Kearney was in the European Parliament yesterday (16 March) where she appeared on a panel alongside representatives of Google, McDonalds and Ikea on the issue of tax.
Kearney, who heads up Apple’s operations in Cork, said that the company is not getting unfair state aid and remains “committed to Ireland” whatever the outcome of the European Commission’s case against the iPhone maker.
“We feel that we’ve paid every cent of tax that’s due in Ireland. We don’t feel that there has been state aid involved, and I suppose we look forward to that outcome happening at the end of the day and being vindicated in that view,” Kearney said.
‘We are proud of our contribution to jobs and economic growth throughout Europe’
– CATHY KEARNEY, APPLE
Apple located its first overseas operations in Cork in 1980 when the company was still pretty much in start-up mode.
Today, the company employs 5,000 people in a variety of administration, supply chain, e-commerce and manufacturing roles in Cork. In October, CEO Tim Cook announced that a further 1,000 people are to be employed at Apple in Cork, bringing its workforce to 6,000 people in the next year-and-a-half.

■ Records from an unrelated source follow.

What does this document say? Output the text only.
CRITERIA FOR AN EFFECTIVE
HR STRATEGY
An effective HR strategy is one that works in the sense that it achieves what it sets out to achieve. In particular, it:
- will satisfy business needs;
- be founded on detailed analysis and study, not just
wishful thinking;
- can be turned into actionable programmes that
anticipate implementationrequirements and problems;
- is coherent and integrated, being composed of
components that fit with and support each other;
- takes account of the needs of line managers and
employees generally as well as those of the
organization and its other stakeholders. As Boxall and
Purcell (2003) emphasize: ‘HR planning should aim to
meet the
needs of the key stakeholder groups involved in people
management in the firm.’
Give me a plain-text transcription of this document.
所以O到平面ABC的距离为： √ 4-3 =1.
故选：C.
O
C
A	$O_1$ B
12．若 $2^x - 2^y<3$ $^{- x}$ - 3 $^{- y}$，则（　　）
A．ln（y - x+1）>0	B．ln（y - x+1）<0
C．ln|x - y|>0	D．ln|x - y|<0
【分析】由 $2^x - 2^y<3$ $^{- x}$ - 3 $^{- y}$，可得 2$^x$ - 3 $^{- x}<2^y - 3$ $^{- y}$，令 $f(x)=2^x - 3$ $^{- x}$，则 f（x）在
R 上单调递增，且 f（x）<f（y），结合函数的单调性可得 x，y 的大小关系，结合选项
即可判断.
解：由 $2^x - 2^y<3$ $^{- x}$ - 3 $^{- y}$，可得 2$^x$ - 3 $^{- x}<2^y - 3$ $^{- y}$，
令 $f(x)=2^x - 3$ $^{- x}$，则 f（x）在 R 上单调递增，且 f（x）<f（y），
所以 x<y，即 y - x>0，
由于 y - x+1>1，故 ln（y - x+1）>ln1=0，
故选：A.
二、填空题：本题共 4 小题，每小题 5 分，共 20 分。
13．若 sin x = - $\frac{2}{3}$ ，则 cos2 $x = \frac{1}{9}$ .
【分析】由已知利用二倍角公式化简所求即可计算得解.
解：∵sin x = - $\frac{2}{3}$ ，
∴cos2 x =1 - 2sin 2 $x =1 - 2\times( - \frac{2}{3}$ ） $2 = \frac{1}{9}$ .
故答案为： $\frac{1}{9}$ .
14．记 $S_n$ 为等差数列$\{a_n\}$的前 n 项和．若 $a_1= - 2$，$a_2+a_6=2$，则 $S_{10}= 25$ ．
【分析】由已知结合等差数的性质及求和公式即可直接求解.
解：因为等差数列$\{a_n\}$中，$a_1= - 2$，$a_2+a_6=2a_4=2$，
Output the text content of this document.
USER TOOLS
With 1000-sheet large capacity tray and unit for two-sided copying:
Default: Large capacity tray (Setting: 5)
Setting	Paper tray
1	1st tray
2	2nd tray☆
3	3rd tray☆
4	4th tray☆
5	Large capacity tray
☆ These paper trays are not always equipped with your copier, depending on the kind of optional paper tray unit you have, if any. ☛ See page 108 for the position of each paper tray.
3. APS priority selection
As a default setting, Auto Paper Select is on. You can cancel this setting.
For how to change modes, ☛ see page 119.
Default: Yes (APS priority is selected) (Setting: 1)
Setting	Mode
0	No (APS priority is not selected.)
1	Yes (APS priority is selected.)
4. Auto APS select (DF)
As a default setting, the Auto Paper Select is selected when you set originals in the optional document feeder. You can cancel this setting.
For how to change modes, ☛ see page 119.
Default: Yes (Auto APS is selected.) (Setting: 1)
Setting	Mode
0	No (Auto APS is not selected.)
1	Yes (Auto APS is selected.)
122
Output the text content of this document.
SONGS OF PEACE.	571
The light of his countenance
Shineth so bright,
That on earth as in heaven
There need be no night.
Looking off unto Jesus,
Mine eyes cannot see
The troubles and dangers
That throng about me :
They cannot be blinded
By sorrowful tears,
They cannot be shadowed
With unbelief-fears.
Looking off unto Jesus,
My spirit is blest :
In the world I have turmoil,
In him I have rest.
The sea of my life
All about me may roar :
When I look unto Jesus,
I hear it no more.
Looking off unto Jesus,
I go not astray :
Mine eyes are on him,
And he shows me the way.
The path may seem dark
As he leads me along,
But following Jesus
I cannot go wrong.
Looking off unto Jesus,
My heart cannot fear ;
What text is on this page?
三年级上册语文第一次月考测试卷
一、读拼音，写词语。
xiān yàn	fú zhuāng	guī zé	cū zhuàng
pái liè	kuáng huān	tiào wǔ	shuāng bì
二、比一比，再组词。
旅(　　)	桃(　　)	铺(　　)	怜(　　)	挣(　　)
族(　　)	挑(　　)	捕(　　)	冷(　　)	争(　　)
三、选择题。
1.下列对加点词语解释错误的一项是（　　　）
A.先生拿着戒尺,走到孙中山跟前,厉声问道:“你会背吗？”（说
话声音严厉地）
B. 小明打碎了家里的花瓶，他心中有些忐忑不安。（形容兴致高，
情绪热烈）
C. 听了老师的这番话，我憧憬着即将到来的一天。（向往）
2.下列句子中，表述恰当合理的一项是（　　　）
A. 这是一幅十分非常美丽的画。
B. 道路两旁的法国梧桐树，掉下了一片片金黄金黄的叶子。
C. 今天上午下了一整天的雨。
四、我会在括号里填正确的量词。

Kearney said that co-founder Steve Jobs selected Cork as a manufacturing and distribution centre based on the quality of the people and she said the company remained committed to Europe even when it was experiencing difficult times in the late 1990s.
“We pay most of our taxes in the US. We pay tax in the local subsidiaries in full compliance with the tax law in those subsidiaries. We do not operate a double-Irish structure,” she said.
“We pay deferred tax income, and our income that is not taxed in Europe is subject to US tax.”
Apple is the world’s largest taxpayer
Kearney said that Apple is the world’s largest taxpayer, paying $13.2bn – a rate of 26.5pc – on its profits worldwide last year.
According to The Irish Times, she said that Apple has long argued for tax reform, preferring simplicity over complexity.
“Tax laws that are clear, certain and consistently applied encourage investment and job creation.
“The certainty of laws and the quality of the workforce attracted Apple to Europe.
“We are proud of our contribution to jobs and economic growth throughout Europe,” Kearney told the European Parliament panel.
In 2014, an economic impact study produced on behalf of Apple estimated that Apple has contributed 629,000 jobs in Europe from app developers and suppliers to business processes and retail. It also pointed out that 50pc of all direct and indirect app economy jobs in the EU’s 28 member states can be directly attributed to iOS.
Either way, Apple and other multinational companies such as Amazon are under the scrutiny of the European Commission based on allegations these companies received unfair tax treatment in countries like Ireland and Luxembourg.
The European Commission has already ordered The Netherlands and Luxembourg to recover $30m in back taxes from Starbucks and Fiat Chrysler.